The dating bracket: 1192/1193 (Lù’s death — CBDB id 3632 gives 1192, but Wikidata, Wikipedia, and standard biographies including Sòngshǐ j. 434 give 1193, followed here as the more widely-accepted figure) marks the earliest possible compilation; 1212 is the date of Yuán Xiè’s preface, the terminus ante quem for the principal recension.
Translations and research
- Cady, Lyman V. 1939. The Philosophy of Lu Hsiang-shan, a Neo-Confucian Monistic Idealist. Yenching University. Pioneering English study.
- Huang, Siu-chi. 1944. Lu Hsiang-shan: A Twelfth Century Chinese Idealist Philosopher. American Oriental Society. Standard mid-century monograph.

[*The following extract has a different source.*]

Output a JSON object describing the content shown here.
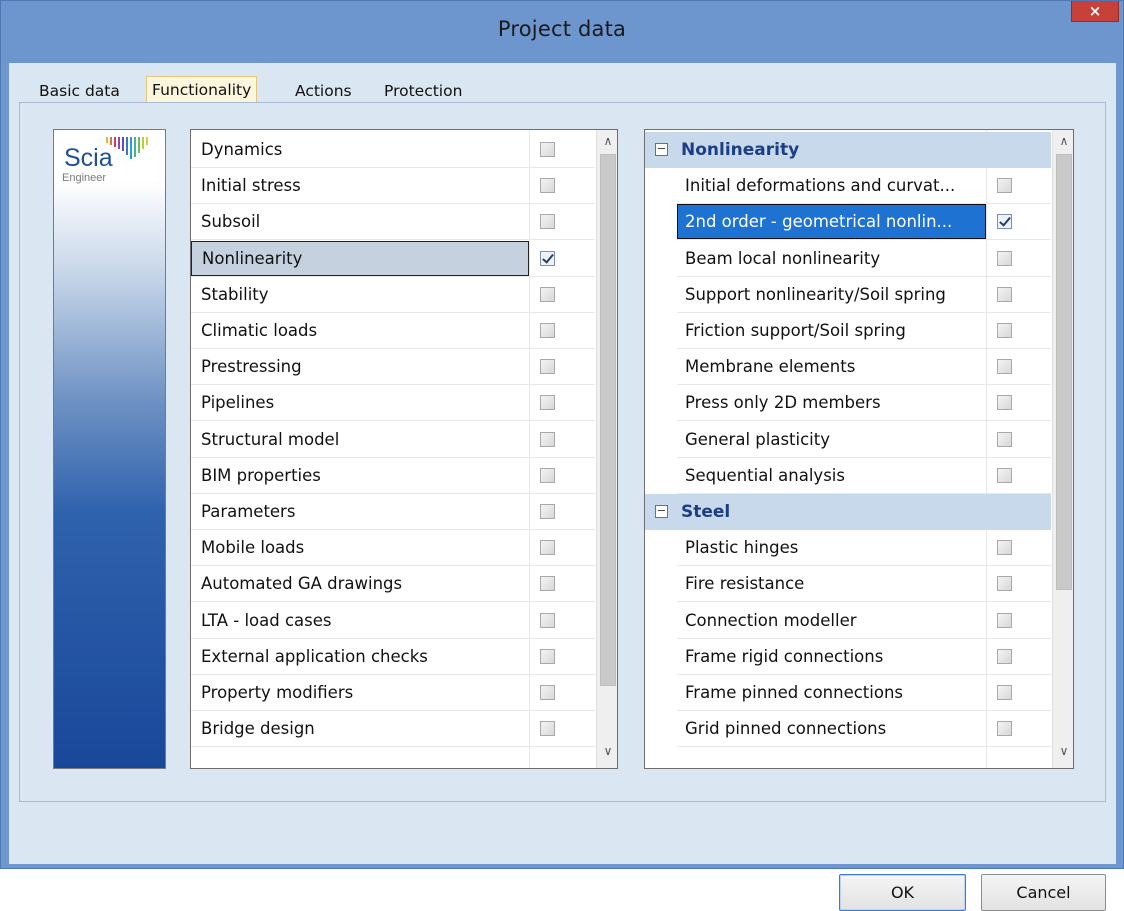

- Foster, Robert W. 1997. “Differentiating Rightness from Profit: The Life and Thought of Lu Jiuyuan (1139–1193).” Ph.D. dissertation, Harvard. The fullest English-language treatment.
- Ivanhoe, Philip J. 2009. Readings from the Lu-Wang School of Neo-Confucianism. Hackett. Includes substantial translations from the Xiàngshān jí.
- Tillman, Hoyt Cleveland. 1992. Confucian Discourse and Chu Hsi’s Ascendancy. Hawai’i. Treats Lù-Zhū polemics in detail.
- 鄧艾民. 1965. *陸九淵集釋》. Standard PRC critical edition.
- *陸九淵集》, Zhōnghuá shū-jú, 1980 (ed. 鍾哲). The standard punctuated edition.
Other points of interest
The 32-juǎn Jiādìng (Lù Chízhī) recension, mediated through Jiājìng-era reprints (notably the 1561 Wáng Zōngmù Guǎngxī cut and the Cíhú recension), preserved an enormous polemical literature on the LùZhū divergence: the prefaces of Yáng Jiǎn (1205) and Yuán Xiè (1212) — both first-generation disciples — defend Lù as a direct heir of Mèngzǐ; Wáng Shǒurén’s 1521 Xiàngshān wénjí xù is the foundational Míng xīnxué reading of Lù; Wáng Zōngmù’s 1561 long postface (preserved in the SBCK) attempts to reconcile Lù and Zhū against the Míng-era LǐWáng faction-banishments. The presence of all these prefaces in the SBCK makes the SBCK rather than the WYG the more useful research recension.